At the moment there are three official SDKs: one for TypeScript, one for Python, and one for Kotlin. In addition, there are a bunch of other unofficial SDKs (Go, Rust).

These SDKs really accelerate client and server development. Here’s an example server written in Kotlin that serves a single resource.

import io.modelcontextprotocol.kotlin.sdk.server.Server
import io.modelcontextprotocol.kotlin.sdk.server.ServerOptions
import io.modelcontextprotocol.kotlin.sdk.server.StdioServerTransport
import io.modelcontextprotocol.kotlin.sdk.ServerCapabilities

val server = Server(
    serverInfo = Implementation(
        name = "example-server",
        version = "1.0.0"
    ),
    options = ServerOptions(
        capabilities = ServerCapabilities(
            resources = ServerCapabilities.Resources(
                subscribe = true,
                listChanged = true
            )
        )
    )
)

// Add a resource
server.addResource(
    uri = "file:///example.txt",
    name = "Example Resource",
    description = "An example text file",
    mimeType = "text/plain"
) { request ->
    ReadResourceResult(
        contents = listOf(
            TextResourceContents(
                text = "This is the content of the example resource.",
                uri = request.uri,
                mimeType = "text/plain"
            )
        )
    )
}

// Start server with stdio transport
val transport = StdioServerTransport()
server.connect(transport)

Anthropic also provides some developer tools to aid debugging:

  • MCP Inspector - an interactive debugging interface to interact with MCP server APIs
  • Claude Desktop Developer Tools - communicate with MCP servers from Claude Desktop, and view message payloads and logs via Chrome DevTools integration

Looking ahead #

Imagine an AI-powered coding assistant in an IDE that needs to understand your project’s database schema, read configuration files, and interact with your version control system. With MCP, the IDE (acting as a host) could connect to multiple MCP servers: one exposing the database schema as a resource, another providing Git operations as tools, and a third serving configuration files. The AI assistant could then seamlessly access this information and functionality through standardised interfaces, without needing custom integration code for each data source or system. This standardisation makes it easier for developers to add new capabilities to their AI-powered tools while maintaining clean architectural boundaries.

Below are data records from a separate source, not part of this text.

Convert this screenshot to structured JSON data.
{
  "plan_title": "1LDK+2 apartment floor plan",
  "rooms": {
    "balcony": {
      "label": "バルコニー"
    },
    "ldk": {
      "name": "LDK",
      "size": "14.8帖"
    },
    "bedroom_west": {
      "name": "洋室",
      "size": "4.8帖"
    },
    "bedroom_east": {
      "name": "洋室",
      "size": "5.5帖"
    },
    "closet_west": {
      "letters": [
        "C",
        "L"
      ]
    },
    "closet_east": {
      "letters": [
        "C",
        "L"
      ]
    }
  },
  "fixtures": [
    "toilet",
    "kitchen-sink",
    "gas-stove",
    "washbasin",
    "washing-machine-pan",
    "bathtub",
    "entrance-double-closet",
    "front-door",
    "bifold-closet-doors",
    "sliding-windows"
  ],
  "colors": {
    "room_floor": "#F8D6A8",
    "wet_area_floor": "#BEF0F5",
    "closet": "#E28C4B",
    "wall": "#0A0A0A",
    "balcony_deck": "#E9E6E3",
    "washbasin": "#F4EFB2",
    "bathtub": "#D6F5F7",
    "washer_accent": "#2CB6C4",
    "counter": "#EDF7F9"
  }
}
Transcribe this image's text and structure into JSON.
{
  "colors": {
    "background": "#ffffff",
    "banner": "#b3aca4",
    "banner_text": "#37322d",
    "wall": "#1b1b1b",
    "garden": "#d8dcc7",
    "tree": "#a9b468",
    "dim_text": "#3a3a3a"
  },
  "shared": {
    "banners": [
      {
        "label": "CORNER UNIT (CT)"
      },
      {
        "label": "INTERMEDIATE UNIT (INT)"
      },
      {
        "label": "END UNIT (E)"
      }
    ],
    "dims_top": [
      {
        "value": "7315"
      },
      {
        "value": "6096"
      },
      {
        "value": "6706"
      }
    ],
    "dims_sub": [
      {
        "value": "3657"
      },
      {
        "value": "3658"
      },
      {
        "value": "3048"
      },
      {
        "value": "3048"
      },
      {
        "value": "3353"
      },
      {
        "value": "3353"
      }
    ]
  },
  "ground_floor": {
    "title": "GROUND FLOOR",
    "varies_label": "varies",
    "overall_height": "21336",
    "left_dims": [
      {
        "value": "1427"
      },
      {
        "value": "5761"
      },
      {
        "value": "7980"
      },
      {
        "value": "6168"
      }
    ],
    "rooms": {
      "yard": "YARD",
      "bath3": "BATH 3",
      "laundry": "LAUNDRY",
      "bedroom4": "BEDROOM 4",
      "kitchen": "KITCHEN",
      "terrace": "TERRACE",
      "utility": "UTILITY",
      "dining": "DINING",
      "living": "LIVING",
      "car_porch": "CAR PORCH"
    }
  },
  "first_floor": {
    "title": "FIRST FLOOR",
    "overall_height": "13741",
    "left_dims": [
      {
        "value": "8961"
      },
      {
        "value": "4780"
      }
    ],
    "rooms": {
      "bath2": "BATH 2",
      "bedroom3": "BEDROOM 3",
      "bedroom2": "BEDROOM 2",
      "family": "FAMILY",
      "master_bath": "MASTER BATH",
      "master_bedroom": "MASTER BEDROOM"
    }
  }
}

Model Context Protocol represents a postive step in standardising how AI models interact with external systems and data. By providing a common framework for these interactions, MCP reduces development complexity and enables more sophisticated AI applications.

It’s important to note that MCP is still in its early stages, and there are still some challenges to overcome, the biggest of which is that MCP is only supported locally, meaning servers must run on the same machine as the client. In addition, Claude Desktop requests permission to use MCP every time you want to use it. Also, the spec is, in places vague, but it’s a work in progress and a good starting point.

As the AI landscape continues to evolve, standards like MCP will become increasingly important for building scalable, maintainable AI systems. Organisations looking to integrate AI capabilities across their applications should definitely consider MCP playing a part.

While MCP is still emerging, several teams are already putting it to use. IntelliJ IDEA’s AI Assistant is one of the first major implementations, using MCP to give their AI features access to project structure, code context, and IDE functionality. The Docker MCP servers project has seen contributions from developers building servers for various use cases, from database schema exploration to API integration. In the open source community, projects like the OpenAPI MCP Server are extending MCP’s capabilities into new domains.

These early implementations demonstrate MCP’s potential, though widespread adoption will likely depend on how the protocol evolves to address current limitations like local-only support. As more organisations look to standardise their AI integrations, MCP’s adoption trajectory through 2025 will be worth watching.